According to the AARP's website, states -- including Connecticut, Illinois, Indiana, Maryland, Massachusetts, Minnesota, Missouri, North Dakota, Oklahoma, Vermont and Wisconsin -- allow outdoor visits at nursing homes that meet criteria on coronavirus testing and case counts.

Ohio Gov. Mike DeWine announced Monday that outdoor visits will be allowed in that state starting July 20.

Like Arkansas, Oklahoma's rules allow indoor visits but say outdoor visits are preferred.

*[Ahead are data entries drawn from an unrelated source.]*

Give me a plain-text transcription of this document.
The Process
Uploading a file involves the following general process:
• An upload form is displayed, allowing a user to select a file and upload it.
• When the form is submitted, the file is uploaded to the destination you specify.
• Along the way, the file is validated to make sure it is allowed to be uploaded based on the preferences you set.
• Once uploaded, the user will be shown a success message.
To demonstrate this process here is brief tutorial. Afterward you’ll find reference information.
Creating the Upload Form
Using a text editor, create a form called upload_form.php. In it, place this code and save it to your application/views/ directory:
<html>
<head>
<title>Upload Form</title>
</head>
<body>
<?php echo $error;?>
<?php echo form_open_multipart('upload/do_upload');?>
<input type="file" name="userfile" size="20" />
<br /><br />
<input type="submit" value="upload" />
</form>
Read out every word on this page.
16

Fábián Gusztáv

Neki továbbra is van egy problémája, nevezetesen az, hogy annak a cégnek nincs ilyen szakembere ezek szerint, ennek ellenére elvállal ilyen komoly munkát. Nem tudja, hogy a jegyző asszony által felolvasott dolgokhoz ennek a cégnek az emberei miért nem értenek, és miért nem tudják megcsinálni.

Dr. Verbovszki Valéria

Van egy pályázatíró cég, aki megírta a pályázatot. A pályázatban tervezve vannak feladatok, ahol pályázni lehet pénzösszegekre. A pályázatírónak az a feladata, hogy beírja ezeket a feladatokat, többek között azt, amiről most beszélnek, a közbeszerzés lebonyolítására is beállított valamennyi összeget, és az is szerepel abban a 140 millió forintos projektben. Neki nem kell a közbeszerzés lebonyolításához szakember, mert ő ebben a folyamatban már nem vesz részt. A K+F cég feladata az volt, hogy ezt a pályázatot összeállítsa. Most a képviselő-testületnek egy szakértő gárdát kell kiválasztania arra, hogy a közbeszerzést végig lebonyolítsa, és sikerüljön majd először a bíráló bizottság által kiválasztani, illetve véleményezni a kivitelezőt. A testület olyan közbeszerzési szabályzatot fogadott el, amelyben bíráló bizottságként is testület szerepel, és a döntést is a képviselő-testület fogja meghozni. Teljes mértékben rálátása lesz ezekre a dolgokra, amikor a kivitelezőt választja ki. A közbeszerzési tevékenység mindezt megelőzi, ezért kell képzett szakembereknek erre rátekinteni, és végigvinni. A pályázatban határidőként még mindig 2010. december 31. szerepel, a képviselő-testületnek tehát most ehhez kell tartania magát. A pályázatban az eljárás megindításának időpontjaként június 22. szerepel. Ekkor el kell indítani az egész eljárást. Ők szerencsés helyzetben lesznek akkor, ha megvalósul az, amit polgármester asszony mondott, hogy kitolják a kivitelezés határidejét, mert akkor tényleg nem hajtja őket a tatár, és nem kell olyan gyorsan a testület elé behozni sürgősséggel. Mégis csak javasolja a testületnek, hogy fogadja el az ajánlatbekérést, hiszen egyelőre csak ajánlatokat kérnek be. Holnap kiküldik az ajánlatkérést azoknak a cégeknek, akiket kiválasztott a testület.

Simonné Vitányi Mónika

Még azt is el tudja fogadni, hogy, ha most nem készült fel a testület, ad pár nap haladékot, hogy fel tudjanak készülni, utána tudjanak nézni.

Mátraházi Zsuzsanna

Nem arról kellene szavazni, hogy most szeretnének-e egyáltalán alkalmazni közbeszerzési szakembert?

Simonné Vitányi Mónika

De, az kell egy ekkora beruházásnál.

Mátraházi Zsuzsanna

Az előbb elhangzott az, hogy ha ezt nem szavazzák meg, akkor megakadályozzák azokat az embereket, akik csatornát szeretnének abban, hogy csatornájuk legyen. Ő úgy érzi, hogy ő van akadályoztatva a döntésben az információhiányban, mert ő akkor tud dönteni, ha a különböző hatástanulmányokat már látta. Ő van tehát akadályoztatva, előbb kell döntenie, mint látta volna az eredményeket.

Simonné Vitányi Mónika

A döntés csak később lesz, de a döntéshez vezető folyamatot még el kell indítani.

North Dakota's rules also allow indoor visits at nursing homes that meet criteria.

NEW CDC TEAM

Smith said a team from the U.S. Centers for Disease Control and Prevention that has been studying the spread of the virus among Hispanics and the Marshallese in Northwest Arkansas has started preparing a report that he hopes will be complete within the next week.

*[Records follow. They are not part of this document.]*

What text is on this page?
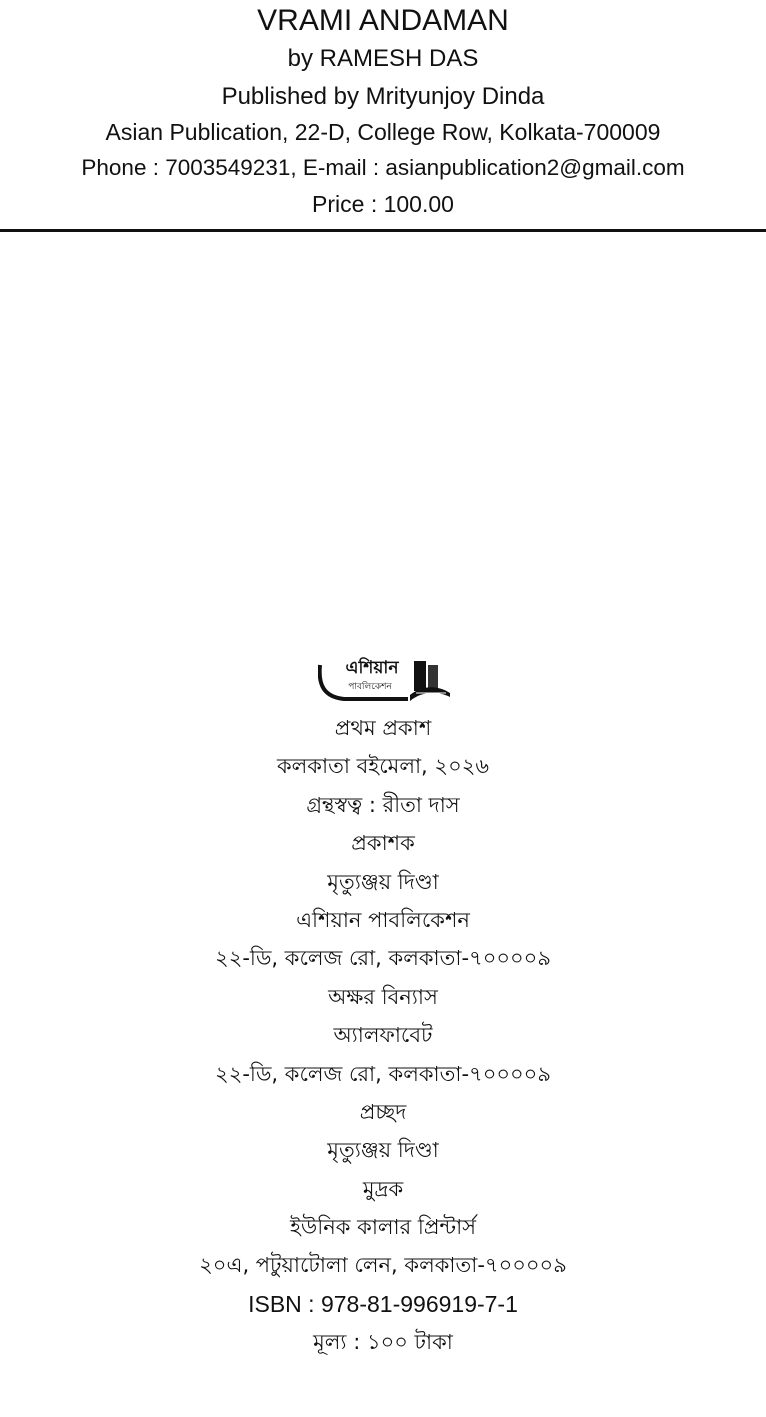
VRAMI ANDAMAN
by RAMESH DAS
Published by Mrityunjoy Dinda
Asian Publication, 22-D, College Row, Kolkata-700009
Phone : 7003549231, E-mail : asianpublication2@gmail.com
Price : 100.00
এশিয়ান
পাবলিকেশন
প্রথম প্রকাশ
কলকাতা বইমেলা, ২০২৬
গ্রন্থস্বত্ব : রীতা দাস
প্রকাশক
মৃত্যুঞ্জয় দিণ্ডা
এশিয়ান পাবলিকেশন
২২-ডি, কলেজ রো, কলকাতা-৭০০০০৯
অক্ষর বিন্যাস
অ্যালফাবেট
২২-ডি, কলেজ রো, কলকাতা-৭০০০০৯
প্রচ্ছদ
মৃত্যুঞ্জয় দিণ্ডা
মুদ্রক
ইউনিক কালার প্রিন্টার্স
২০এ, পটুয়াটোলা লেন, কলকাতা-৭০০০০৯
ISBN : 978-81-996919-7-1
মূল্য : ১০০ টাকা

Meanwhile, he said a second CDC team has arrived in the state to study transmission of the virus in nursing homes.

"Arkansas has been selected as a state to do that, I think, because of our very good partnership with the nursing homes," Smith said. "Hopefully, we will learn additional information about how covid-19 spreads in nursing homes, and that will be information that will help us in our response, but also will help other states as well."

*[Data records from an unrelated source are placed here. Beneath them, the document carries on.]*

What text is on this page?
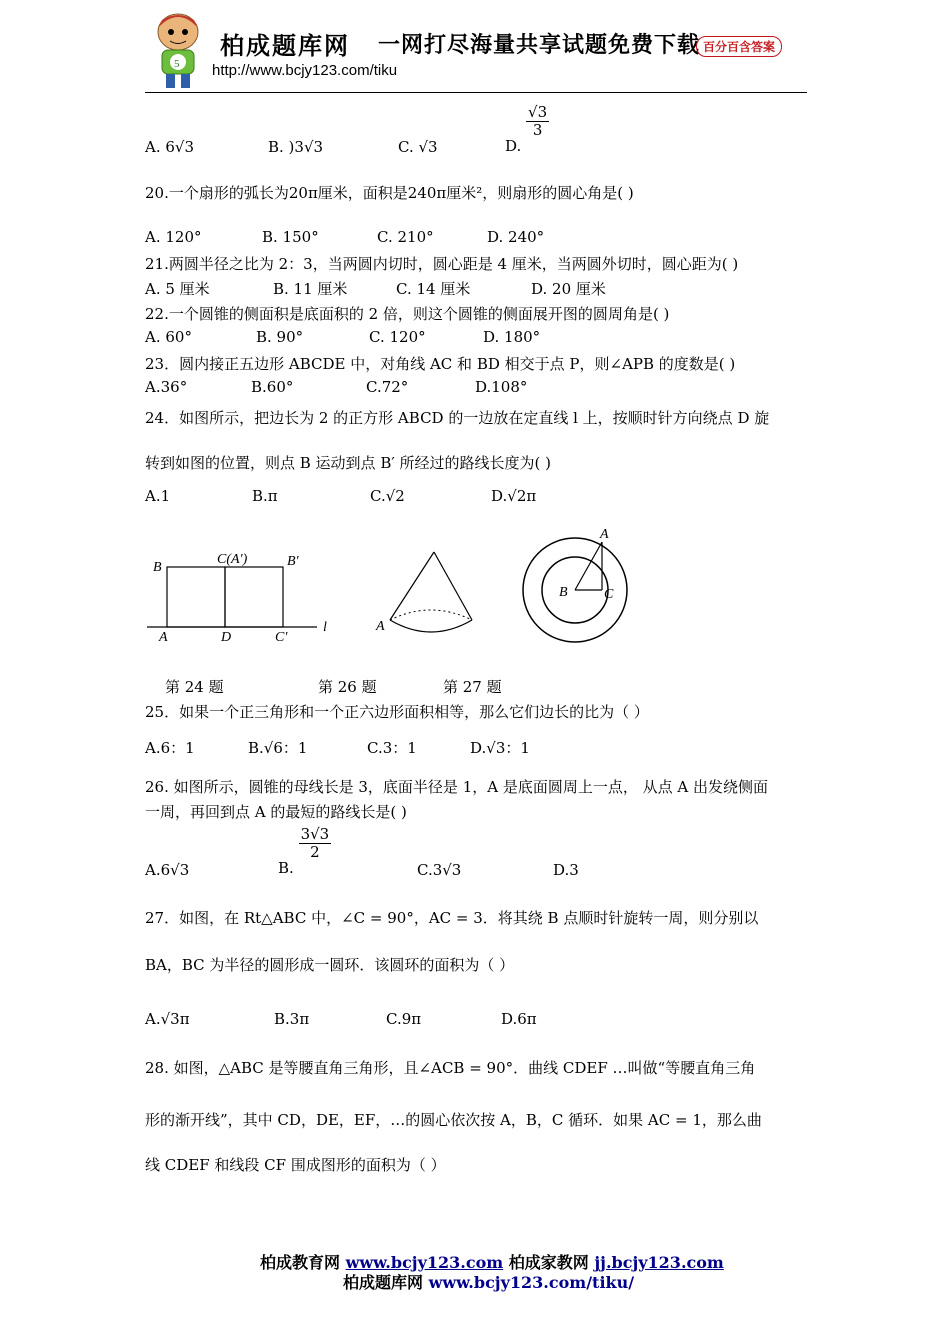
5
柏成题库网 一网打尽海量共享试题免费下载 百分百含答案
http://www.bcjy123.com/tiku
A. 6√3	B. )3√3	C. √3	D.
$\frac{√3}{3}$
20.一个扇形的弧长为20π厘米，面积是240π厘米²，则扇形的圆心角是( )
A. 120°	B. 150°	C. 210°	D. 240°
21.两圆半径之比为 2：3，当两圆内切时，圆心距是 4 厘米，当两圆外切时，圆心距为( )
A. 5 厘米	B. 11 厘米	C. 14 厘米	D. 20 厘米
22.一个圆锥的侧面积是底面积的 2 倍，则这个圆锥的侧面展开图的圆周角是( )
A. 60°	B. 90°	C. 120°	D. 180°
23．圆内接正五边形 ABCDE 中，对角线 AC 和 BD 相交于点 P，则∠APB 的度数是( )
A.36°	B.60°	C.72°	D.108°
24．如图所示，把边长为 2 的正方形 ABCD 的一边放在定直线 l 上，按顺时针方向绕点 D 旋
转到如图的位置，则点 B 运动到点 B′ 所经过的路线长度为( )
A.1	B.π	C.√2	D.√2π
B
C(A′)	B′
A	D	C′
l	A
A
B	C
第 24 题	第 26 题	第 27 题
25．如果一个正三角形和一个正六边形面积相等，那么它们边长的比为（ ）
A.6：1	B.√6：1	C.3：1	D.√3：1
26. 如图所示，圆锥的母线长是 3，底面半径是 1，A 是底面圆周上一点， 从点 A 出发绕侧面
一周，再回到点 A 的最短的路线长是( )
A.6√3	B.
$\frac{3√3}{2}$
C.3√3	D.3
27．如图，在 Rt△ABC 中，∠C = 90°，AC = 3．将其绕 B 点顺时针旋转一周，则分别以
BA，BC 为半径的圆形成一圆环．该圆环的面积为（ ）
A.√3π	B.3π	C.9π	D.6π
28. 如图，△ABC 是等腰直角三角形，且∠ACB = 90°．曲线 CDEF …叫做“等腰直角三角
形的渐开线”，其中 CD，DE，EF，…的圆心依次按 A，B，C 循环．如果 AC = 1，那么曲
线 CDEF 和线段 CF 围成图形的面积为（ ）
柏成教育网 www.bcjy123.com 柏成家教网 jj.bcjy123.com
柏成题库网 www.bcjy123.com/tiku/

The number of Arkansas nursing home and assisted-living facility residents who have died from the virus increased by two Tuesday, to 101, according to Health Department reports.

One of the latest deaths was at the Community Compassion Center of Magnolia, raising the total number of virus deaths there to four, according to the reports.

The other was the second reported at The Villages of General Baptist Health Care West in Pine Bluff.

Statewide, the number of cases among residents increased by 13, to 837, while the number of workers at the facilities who have tested positive increased by eight, to 479.

Five new facilities were added to a list of those where at least one resident or worker has tested positive, raising the total number of such facilities to 145.

POLICY DEFENDED

At his nearly daily news conference on the pandemic, Hutchinson continued to defend the lack of a statewide mandate on masks, saying he's seen "a significant increase" in Arkansans who are wearing them.

He attributed that to "our strategy of education, of leadership, of encouragement and showing the difference that it makes."

New York, which instituted a mask requirement in April, reported just 524 new cases on Tuesday even though its population is more than six times bigger than Arkansas'.

But Hutchinson noted that cases are on the rise in California, which also has a mask requirement, and that most states don't have such a requirement.

He also noted that one Arkansas county, Calhoun, still didn't have any covid-19 cases as of Tuesday and that several counties have just one active case, meaning the person tested positive and hasn't recovered.

Hutchinson has discouraged cities from adopting their own mask ordinances, however, saying he doesn't want a "hodgepodge" of different rules.

"We'll consider anything that is supported by good science and information, and that we believe will work," he said.

NEW CASES

Smith said at least 18 of the cases added to the state's total Tuesday were among prison or jail inmates.

But he said about 35 of the new cases likely stemmed from an outbreak at the Wrightsville Unit but hadn't been classified as prison cases as of Tuesday.

Department of Corrections spokesman Cindy Murphy said 81 inmates and one staff member at the prison had tested positive as of Tuesday.

Lesnick said 39 cases as of Tuesday had been linked to First Pentecostal Church in North Little Rock, up from 34 on Friday.

Cases increased on Tuesday by 152 in Washington County and 118 in Pulaski County, where Smith said 44% of the cases were Little Rock residents.

The new cases also included 33 in Benton County, 23 in Faulkner County and 21 in Yell County.

Crawford and Desha counties each had their first death from the virus, according to a state website.

In Crittenden County, the count of virus deaths increased by one, to 12.

The count of deaths increased by one, to 62, among Arkansans age 45-64 and by four, to 193 among residents age 65 or older.